I have never come across a comic book in which the hero is a miner. I have never read a comic book in which mining is praised or even shown to be a provider of the basics of life. Maybe it is time to rectify that absence. At least this was the conversation last night as we drank time away into the early hours of this morning. One of our companions has a daughter who has decided to make her career the writing and drawing of comic books.
“So are you going to support her draw the definitive mining comic book?” I asked.
“That’s the problem.” his reply. “Just how much money earned from mining am I to spend supporting her on a dubious venture?”
“You should!” was his wife’s emphatic declamation. “If you don’t, who will?”
“But she will have to define and bring to life a cute character who is into mining.
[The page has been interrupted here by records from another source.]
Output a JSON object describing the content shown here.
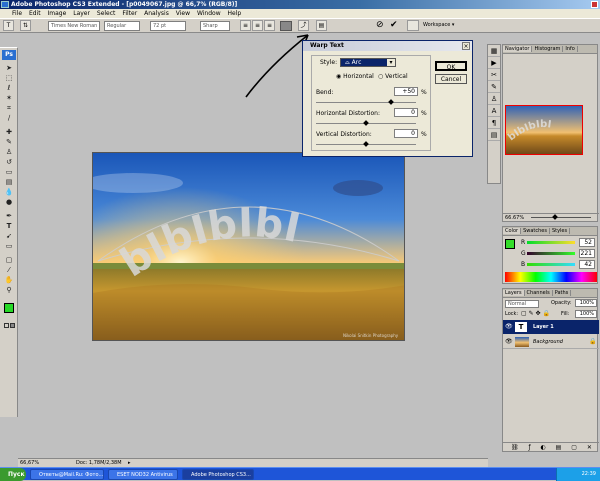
{
  "app": {
    "title": "Adobe Photoshop CS3 Extended - [p0049067.jpg @ 66,7% (RGB/8)]",
    "logo": "Ps"
  },
  "menu": [
    "File",
    "Edit",
    "Image",
    "Layer",
    "Select",
    "Filter",
    "Analysis",
    "View",
    "Window",
    "Help"
  ],
  "options": {
    "font_family": "Times New Roman",
    "font_style": "Regular",
    "font_size": "72 pt",
    "antialias": "Sharp",
    "workspace": "Workspace"
  },
  "warp_dialog": {
    "title": "Warp Text",
    "style_label": "Style:",
    "style_value": "Arc",
    "horizontal_label": "Horizontal",
    "vertical_label": "Vertical",
    "orientation": "Horizontal",
    "bend_label": "Bend:",
    "bend_value": "+50",
    "bend_pct": 0.75,
    "hdist_label": "Horizontal Distortion:",
    "hdist_value": "0",
    "hdist_pct": 0.5,
    "vdist_label": "Vertical Distortion:",
    "vdist_value": "0",
    "vdist_pct": 0.5,
    "percent": "%",
    "ok": "OK",
    "cancel": "Cancel"
  },
  "canvas": {
    "warped_text": "bIbIbIbI",
    "watermark": "Nikolai Snitkin Photography"
  },
  "navigator": {
    "tabs": [
      "Navigator",
      "Histogram",
      "Info"
    ],
    "zoom": "66.67%",
    "thumb_text": "bIbIbIbI"
  },
  "color_panel": {
    "tabs": [
      "Color",
      "Swatches",
      "Styles"
    ],
    "r_label": "R",
    "r_value": "52",
    "g_label": "G",
    "g_value": "221",
    "b_label": "B",
    "b_value": "42",
    "fg_color": "#34dd2a"
  },
  "layers_panel": {
    "tabs": [
      "Layers",
      "Channels",
      "Paths"
    ],
    "blend_mode": "Normal",
    "opacity_label": "Opacity:",
    "opacity_value": "100%",
    "lock_label": "Lock:",
    "fill_label": "Fill:",
    "fill_value": "100%",
    "layers": [
      {
        "name": "Layer 1",
        "kind": "text",
        "thumb": "T",
        "selected": true
      },
      {
        "name": "Background",
        "kind": "image",
        "selected": false
      }
    ]
  },
  "status": {
    "zoom": "66,67%",
    "doc": "Doc: 1,78M/2,38M"
  },
  "taskbar": {
    "start": "Пуск",
    "tasks": [
      "Ответы@Mail.Ru: Фото...",
      "ESET NOD32 Antivirus",
      "Adobe Photoshop CS3..."
    ],
    "clock": "22:39"
  }
}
How can that be done?”
We sat in silence in the face of this existential dilemma.
“Maybe there need not be a cute character,” I ventured. “Maybe we need a grand hero or heroine–maybe a lady making her way with courage, persistence, and fortitude in the face of the implacable wrath of the anti-mining NGO, who is sort of thin-lipped and mean of spirit.”
“That would be a nasty caricature,” protested the nice lady in our midst. “Why do all pro-mining activists have to be brave ladies? It is time some man of stature and charisma stood up to be counted as a sagacious profit of the benefits of mining.”
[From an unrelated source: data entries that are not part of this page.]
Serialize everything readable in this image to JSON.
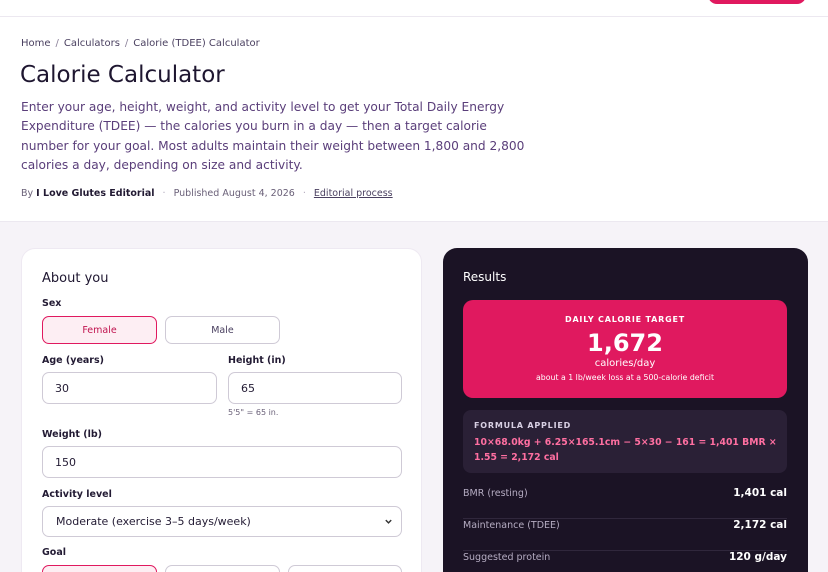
{
  "breadcrumb": {
    "home": "Home",
    "calculators": "Calculators",
    "current": "Calorie (TDEE) Calculator",
    "separator": "/"
  },
  "page": {
    "title": "Calorie Calculator",
    "intro": "Enter your age, height, weight, and activity level to get your Total Daily Energy Expenditure (TDEE) — the calories you burn in a day — then a target calorie number for your goal. Most adults maintain their weight between 1,800 and 2,800 calories a day, depending on size and activity."
  },
  "byline": {
    "prefix": "By",
    "author": "I Love Glutes Editorial",
    "published": "Published August 4, 2026",
    "process_link": "Editorial process",
    "dot": "·"
  },
  "form": {
    "heading": "About you",
    "sex_label": "Sex",
    "sex_options": [
      "Female",
      "Male"
    ],
    "sex_selected": "Female",
    "age_label": "Age (years)",
    "age_value": "30",
    "height_label": "Height (in)",
    "height_value": "65",
    "height_hint": "5'5\" = 65 in.",
    "weight_label": "Weight (lb)",
    "weight_value": "150",
    "activity_label": "Activity level",
    "activity_value": "Moderate (exercise 3–5 days/week)",
    "goal_label": "Goal"
  },
  "results": {
    "heading": "Results",
    "target_label": "DAILY CALORIE TARGET",
    "target_value": "1,672",
    "target_unit": "calories/day",
    "target_note": "about a 1 lb/week loss at a 500-calorie deficit",
    "formula_label": "FORMULA APPLIED",
    "formula_text": "10×68.0kg + 6.25×165.1cm − 5×30 − 161 = 1,401 BMR × 1.55 = 2,172 cal",
    "rows": [
      {
        "label": "BMR (resting)",
        "value": "1,401 cal"
      },
      {
        "label": "Maintenance (TDEE)",
        "value": "2,172 cal"
      },
      {
        "label": "Suggested protein",
        "value": "120 g/day"
      }
    ]
  },
  "colors": {
    "accent": "#e0195f",
    "dark_panel": "#1b1325",
    "formula_text": "#ff6fa1"
  },
  "icons": {
    "select_arrow": "chevron-down-icon"
  }
}
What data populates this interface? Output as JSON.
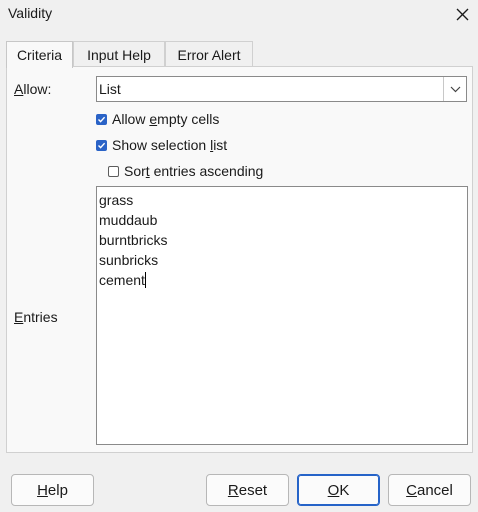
{
  "window": {
    "title": "Validity",
    "close_icon": "close-icon"
  },
  "tabs": [
    {
      "label": "Criteria",
      "active": true
    },
    {
      "label": "Input Help",
      "active": false
    },
    {
      "label": "Error Alert",
      "active": false
    }
  ],
  "criteria": {
    "allow": {
      "label_key": "A",
      "label_rest": "llow:",
      "value": "List"
    },
    "allow_empty": {
      "pre": "Allow ",
      "key": "e",
      "post": "mpty cells",
      "checked": true
    },
    "show_list": {
      "pre": "Show selection ",
      "key": "l",
      "post": "ist",
      "checked": true
    },
    "sort_entries": {
      "pre": "Sor",
      "key": "t",
      "post": " entries ascending",
      "checked": false
    },
    "entries_label": {
      "key": "E",
      "rest": "ntries"
    },
    "entries": [
      "grass",
      "muddaub",
      "burntbricks",
      "sunbricks",
      "cement"
    ]
  },
  "buttons": {
    "help": {
      "key": "H",
      "rest": "elp"
    },
    "reset": {
      "key": "R",
      "rest": "eset"
    },
    "ok": {
      "key": "O",
      "rest": "K"
    },
    "cancel": {
      "key": "C",
      "rest": "ancel"
    }
  },
  "colors": {
    "accent": "#2563c8",
    "checkbox": "#2a63c7",
    "background": "#f0f0f0"
  }
}
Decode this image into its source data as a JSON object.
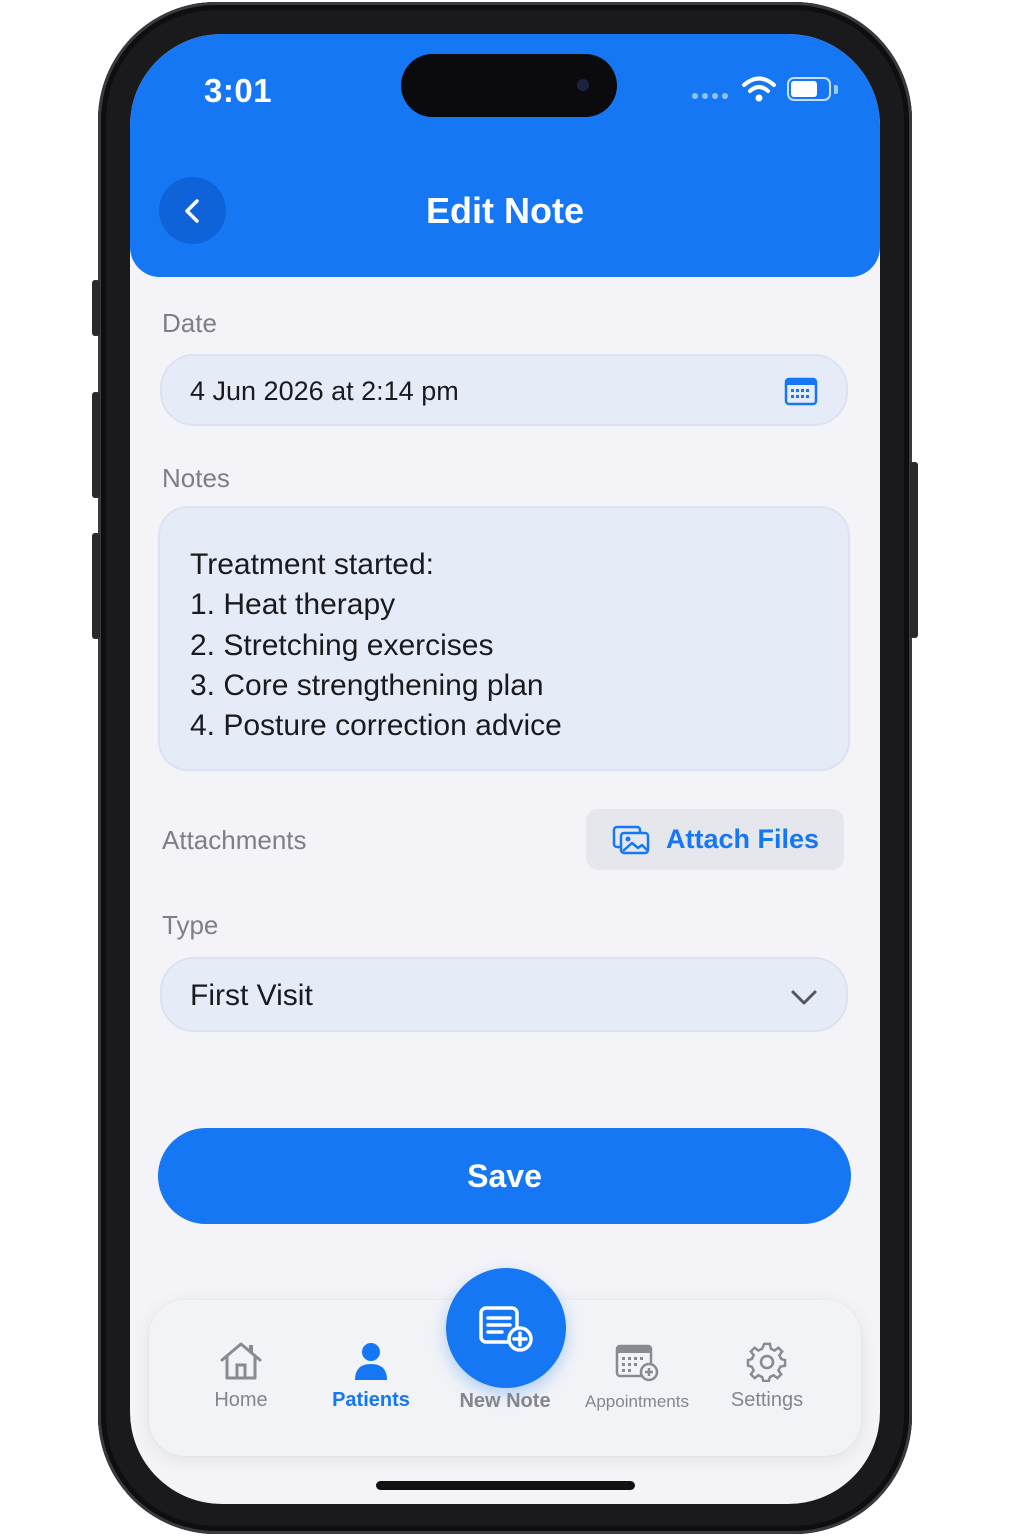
{
  "status_bar": {
    "time": "3:01"
  },
  "header": {
    "title": "Edit Note"
  },
  "form": {
    "date_label": "Date",
    "date_value": "4 Jun 2026 at 2:14 pm",
    "notes_label": "Notes",
    "notes_lines": [
      "Treatment started:",
      "1. Heat therapy",
      "2. Stretching exercises",
      "3. Core strengthening plan",
      "4. Posture correction advice"
    ],
    "attachments_label": "Attachments",
    "attach_button": "Attach Files",
    "type_label": "Type",
    "type_value": "First Visit"
  },
  "save_button": "Save",
  "tabbar": {
    "tabs": [
      {
        "label": "Home",
        "icon": "house-icon",
        "active": false
      },
      {
        "label": "Patients",
        "icon": "person-icon",
        "active": true
      },
      {
        "label": "New Note",
        "icon": "note-add-icon",
        "active": false
      },
      {
        "label": "Appointments",
        "icon": "calendar-add-icon",
        "active": false
      },
      {
        "label": "Settings",
        "icon": "gear-icon",
        "active": false
      }
    ]
  },
  "colors": {
    "accent": "#1677f5",
    "background": "#f4f4f8",
    "field_bg": "#e6ebf8",
    "muted_text": "#7e7f86"
  }
}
“But that would be sexist.” surged through my brain, although I wisely refrained from muttering the words, fearing grave censure.
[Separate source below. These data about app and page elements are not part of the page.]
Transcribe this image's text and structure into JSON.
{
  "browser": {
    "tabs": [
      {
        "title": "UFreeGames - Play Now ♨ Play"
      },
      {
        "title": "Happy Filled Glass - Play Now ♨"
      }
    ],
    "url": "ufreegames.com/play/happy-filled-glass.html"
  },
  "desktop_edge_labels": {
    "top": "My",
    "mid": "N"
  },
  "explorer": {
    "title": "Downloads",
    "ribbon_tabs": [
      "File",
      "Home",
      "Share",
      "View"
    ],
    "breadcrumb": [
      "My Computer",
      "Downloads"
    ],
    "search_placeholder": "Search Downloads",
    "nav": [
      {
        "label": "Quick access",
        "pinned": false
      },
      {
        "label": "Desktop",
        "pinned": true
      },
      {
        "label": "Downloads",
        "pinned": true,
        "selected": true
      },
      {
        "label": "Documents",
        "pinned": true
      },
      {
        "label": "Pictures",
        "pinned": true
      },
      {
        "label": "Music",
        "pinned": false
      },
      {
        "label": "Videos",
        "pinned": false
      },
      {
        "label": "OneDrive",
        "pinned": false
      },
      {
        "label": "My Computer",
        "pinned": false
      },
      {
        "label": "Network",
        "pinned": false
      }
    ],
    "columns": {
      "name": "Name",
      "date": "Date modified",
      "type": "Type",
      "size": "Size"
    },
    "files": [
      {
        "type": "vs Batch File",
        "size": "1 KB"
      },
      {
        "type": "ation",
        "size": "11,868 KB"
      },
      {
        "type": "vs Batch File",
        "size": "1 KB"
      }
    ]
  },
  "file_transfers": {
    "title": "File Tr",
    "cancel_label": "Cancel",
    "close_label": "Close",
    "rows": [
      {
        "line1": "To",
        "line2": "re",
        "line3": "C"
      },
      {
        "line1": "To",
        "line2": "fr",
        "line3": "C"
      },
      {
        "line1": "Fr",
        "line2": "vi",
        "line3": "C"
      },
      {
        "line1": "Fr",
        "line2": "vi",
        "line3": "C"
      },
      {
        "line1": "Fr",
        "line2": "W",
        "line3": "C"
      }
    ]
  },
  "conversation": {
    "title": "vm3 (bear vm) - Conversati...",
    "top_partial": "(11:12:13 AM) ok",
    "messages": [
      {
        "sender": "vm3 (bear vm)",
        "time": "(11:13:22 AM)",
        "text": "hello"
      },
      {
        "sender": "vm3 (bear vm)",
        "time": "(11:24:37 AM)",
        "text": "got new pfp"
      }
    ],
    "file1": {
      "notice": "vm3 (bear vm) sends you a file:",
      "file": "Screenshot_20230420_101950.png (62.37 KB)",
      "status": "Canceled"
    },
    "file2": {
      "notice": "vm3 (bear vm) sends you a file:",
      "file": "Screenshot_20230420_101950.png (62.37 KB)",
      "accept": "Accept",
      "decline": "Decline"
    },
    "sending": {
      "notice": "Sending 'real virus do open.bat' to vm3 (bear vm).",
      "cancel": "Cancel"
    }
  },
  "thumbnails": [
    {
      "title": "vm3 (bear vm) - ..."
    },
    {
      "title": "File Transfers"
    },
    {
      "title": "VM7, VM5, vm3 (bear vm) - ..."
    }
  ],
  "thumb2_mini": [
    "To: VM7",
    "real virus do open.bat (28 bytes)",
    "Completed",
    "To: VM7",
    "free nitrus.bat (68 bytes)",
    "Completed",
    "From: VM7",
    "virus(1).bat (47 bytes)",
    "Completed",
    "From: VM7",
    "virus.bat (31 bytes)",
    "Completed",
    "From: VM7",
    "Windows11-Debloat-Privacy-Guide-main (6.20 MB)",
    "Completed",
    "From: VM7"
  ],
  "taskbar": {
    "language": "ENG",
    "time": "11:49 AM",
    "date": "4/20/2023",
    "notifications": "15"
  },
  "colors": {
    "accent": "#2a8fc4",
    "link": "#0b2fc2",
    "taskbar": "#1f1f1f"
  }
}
Maybe we should send the aspirant comic book artist to some of those mines in beautiful places; let her draw the sun rising on a yellow rock dump; sketch the mid-day heat shimmering on an orange pool; and depict the moon reflected in the pale silver of the tailings pond. Then send her to a desert mine where the sands blow thick dust day and night and the sand dump gets smaller rather than bigger as the fierce winds transport the sand back to the dunes. Have her walk the snow-covered piles as the light reflects in brilliance off the landscape. Then to a city and the car she drives down crowded highways between the poor and dispossessed of no skills and little hope. Maybe she can contrast the privileged life she leads living in a vast 1920’s loft of bare metal columns and beams with the shanty town of those to whom mining benefits do not flow.
We got nowhere. We made no decisions. Instead we tapered of to Australian whiskey and to bed.
But if you have better ideas on this subject, let us know. I am convinced there is an opportunity—I just do not know how to bring it to fruition.